The rights of the detained
Australia is currently preparing for the implementation of the provisions of Optional Protocol to the Convention Against Torture (OPCAT), which will see independent oversight bodies inspecting this country’s places of detention, with a view to preventing human rights abuses before they occur.
And with this United Nations overseen system of upholding the rights of those deprived of their liberty soon coming, Caruana, as the coordinator of the local OPCAT network, believes the days of routinely strip searching prisoners could be limited.
As he points out, Victorian Ombudsman Deborah Glass carried out a 2017 inspection of the Dame Phyllis Frost Centre – her state’s main women’s prison – using OPCAT standards. And she recommended the facility abolish its practice of routinely strip searching women around visits.
Although initially ignored, Glass’ suggestion was taken up by the facility. And the Ombudsman also stressed that in ditching these searches, authorities should look to other means of screening people for contraband, especially as it’s clear that illicit items are entering the prison via other means.
The WA Inspector of Custodial Services outlined that there are now technologies – such as body scanners and X-rays – that make strip searches redundant.
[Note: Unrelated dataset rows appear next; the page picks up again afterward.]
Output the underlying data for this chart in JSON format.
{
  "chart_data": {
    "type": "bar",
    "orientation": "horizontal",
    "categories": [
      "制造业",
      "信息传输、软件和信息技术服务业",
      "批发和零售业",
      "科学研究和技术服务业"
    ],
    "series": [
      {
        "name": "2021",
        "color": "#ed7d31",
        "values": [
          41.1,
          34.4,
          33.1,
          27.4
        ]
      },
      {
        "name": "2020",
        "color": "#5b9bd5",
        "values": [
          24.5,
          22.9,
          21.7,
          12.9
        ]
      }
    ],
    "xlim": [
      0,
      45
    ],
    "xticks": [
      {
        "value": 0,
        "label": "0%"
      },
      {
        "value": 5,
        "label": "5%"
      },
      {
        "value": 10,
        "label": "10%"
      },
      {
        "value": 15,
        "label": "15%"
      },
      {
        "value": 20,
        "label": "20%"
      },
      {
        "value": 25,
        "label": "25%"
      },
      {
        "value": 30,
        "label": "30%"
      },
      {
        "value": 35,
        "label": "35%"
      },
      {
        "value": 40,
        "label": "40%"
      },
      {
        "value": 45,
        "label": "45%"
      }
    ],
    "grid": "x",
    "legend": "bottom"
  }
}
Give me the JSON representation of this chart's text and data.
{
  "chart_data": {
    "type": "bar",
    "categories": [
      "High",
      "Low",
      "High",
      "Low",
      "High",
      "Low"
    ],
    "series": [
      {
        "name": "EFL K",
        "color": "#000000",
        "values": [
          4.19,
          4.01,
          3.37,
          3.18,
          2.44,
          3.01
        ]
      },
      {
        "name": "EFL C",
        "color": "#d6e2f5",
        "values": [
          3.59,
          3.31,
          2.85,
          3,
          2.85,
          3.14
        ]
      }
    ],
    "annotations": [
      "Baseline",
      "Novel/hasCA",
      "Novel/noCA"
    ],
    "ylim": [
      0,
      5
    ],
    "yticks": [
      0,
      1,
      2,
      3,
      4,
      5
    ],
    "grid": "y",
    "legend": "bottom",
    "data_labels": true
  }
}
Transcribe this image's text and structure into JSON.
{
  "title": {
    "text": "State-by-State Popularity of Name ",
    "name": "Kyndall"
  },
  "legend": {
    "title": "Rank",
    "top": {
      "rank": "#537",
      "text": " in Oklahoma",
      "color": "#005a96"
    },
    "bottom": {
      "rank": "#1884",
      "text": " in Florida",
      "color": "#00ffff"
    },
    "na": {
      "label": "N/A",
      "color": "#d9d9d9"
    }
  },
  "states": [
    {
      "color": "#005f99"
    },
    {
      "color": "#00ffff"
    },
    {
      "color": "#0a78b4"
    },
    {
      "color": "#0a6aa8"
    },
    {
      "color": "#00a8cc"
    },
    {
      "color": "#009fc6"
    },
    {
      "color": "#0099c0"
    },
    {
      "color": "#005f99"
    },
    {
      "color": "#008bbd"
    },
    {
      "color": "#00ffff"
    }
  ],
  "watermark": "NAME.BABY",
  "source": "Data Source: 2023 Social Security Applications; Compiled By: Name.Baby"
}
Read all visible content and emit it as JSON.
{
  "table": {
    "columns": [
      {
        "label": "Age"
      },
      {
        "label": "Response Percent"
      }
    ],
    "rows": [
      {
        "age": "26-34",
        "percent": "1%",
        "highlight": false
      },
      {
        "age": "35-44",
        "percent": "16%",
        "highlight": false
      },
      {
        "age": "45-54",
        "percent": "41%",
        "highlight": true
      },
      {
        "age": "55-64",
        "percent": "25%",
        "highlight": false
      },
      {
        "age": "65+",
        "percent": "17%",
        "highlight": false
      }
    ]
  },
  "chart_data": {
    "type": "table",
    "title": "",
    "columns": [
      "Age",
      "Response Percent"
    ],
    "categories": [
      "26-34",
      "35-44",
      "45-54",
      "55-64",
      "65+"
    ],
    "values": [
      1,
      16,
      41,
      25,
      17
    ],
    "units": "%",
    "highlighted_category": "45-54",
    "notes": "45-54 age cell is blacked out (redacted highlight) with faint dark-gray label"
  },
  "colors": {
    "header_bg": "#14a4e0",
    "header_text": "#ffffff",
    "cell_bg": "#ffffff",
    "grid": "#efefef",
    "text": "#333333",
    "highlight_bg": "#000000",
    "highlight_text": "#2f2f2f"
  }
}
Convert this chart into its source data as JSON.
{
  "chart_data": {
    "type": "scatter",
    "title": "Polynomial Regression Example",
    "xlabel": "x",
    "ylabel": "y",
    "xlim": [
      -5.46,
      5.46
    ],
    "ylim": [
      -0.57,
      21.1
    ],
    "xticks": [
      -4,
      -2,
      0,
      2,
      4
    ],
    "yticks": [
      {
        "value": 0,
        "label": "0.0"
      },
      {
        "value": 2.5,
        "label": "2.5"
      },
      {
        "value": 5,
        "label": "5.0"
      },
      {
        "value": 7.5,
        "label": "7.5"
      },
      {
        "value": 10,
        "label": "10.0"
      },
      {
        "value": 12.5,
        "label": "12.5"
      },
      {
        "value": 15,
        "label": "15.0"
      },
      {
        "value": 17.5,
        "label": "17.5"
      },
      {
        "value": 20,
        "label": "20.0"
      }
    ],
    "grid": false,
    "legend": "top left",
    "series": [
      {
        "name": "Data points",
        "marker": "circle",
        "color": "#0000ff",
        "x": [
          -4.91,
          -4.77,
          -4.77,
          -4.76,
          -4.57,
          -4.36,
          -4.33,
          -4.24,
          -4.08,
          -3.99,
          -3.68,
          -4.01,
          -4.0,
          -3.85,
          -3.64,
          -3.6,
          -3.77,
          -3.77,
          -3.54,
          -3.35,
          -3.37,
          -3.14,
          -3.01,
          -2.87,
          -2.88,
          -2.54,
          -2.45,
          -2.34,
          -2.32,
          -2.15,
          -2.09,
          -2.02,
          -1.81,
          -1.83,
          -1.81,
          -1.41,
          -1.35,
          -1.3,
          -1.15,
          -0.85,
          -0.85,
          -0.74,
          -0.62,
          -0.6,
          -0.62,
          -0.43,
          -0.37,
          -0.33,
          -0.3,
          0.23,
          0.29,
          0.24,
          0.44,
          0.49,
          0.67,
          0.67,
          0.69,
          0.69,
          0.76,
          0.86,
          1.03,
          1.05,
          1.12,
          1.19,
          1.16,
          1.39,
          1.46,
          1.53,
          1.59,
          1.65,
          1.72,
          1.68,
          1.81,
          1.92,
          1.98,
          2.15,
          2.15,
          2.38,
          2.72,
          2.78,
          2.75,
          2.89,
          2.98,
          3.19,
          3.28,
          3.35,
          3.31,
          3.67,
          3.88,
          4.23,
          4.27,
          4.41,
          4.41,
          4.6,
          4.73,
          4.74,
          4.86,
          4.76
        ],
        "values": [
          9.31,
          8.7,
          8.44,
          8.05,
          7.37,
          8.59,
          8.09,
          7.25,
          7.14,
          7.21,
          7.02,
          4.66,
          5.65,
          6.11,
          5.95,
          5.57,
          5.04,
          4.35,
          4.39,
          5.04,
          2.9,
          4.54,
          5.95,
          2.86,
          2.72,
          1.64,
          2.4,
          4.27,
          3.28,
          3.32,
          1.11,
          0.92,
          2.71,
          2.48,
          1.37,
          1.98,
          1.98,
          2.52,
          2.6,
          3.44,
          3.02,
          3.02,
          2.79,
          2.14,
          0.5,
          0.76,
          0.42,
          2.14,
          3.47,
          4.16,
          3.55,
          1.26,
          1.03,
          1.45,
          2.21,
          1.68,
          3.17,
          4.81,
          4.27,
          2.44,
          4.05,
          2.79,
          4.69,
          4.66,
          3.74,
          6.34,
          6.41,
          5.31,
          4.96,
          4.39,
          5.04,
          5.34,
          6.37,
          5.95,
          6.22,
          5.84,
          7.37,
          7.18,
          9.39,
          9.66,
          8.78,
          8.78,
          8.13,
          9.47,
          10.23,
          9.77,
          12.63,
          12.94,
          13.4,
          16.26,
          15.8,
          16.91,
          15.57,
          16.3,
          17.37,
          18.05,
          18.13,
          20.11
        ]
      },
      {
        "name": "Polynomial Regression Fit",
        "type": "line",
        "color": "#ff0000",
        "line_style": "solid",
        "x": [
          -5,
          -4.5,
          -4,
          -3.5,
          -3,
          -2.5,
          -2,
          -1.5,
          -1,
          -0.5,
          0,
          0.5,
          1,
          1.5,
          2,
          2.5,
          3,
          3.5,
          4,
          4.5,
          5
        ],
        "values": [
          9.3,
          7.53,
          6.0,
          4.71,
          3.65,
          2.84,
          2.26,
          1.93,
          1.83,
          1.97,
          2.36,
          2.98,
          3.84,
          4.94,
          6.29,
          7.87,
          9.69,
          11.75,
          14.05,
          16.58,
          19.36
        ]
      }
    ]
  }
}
However, it also set out that the state’s justice department is reluctant to trial these new technologies.
Akin to sexual assault
“The Qatar incident has been appropriately described by officials as ‘offensive, grossly inappropriate treatment’,” Caruana continued, adding that while this incident “correctly solicited sympathy and deep concern”, when it comes to prisoners, it’s simply “accepted as normal practice”.
One woman experiencing strip search in the facility in Townsville said she “came away from it feeling like she had been sexually abused”, while a woman in the Dame Phyliss Frost Centre likened the procedure to “sexual assault”.
“These descriptors used by prisoners are no different to those descriptors used by the women in Qatar,” Caruana concluded.
“Whether in a prison or on a plane tarmac, the practice does not discriminate in its degrading and traumatic impact, however we must question why we seem to do so when it comes to who is worthy of our righteous indignation and sympathy.”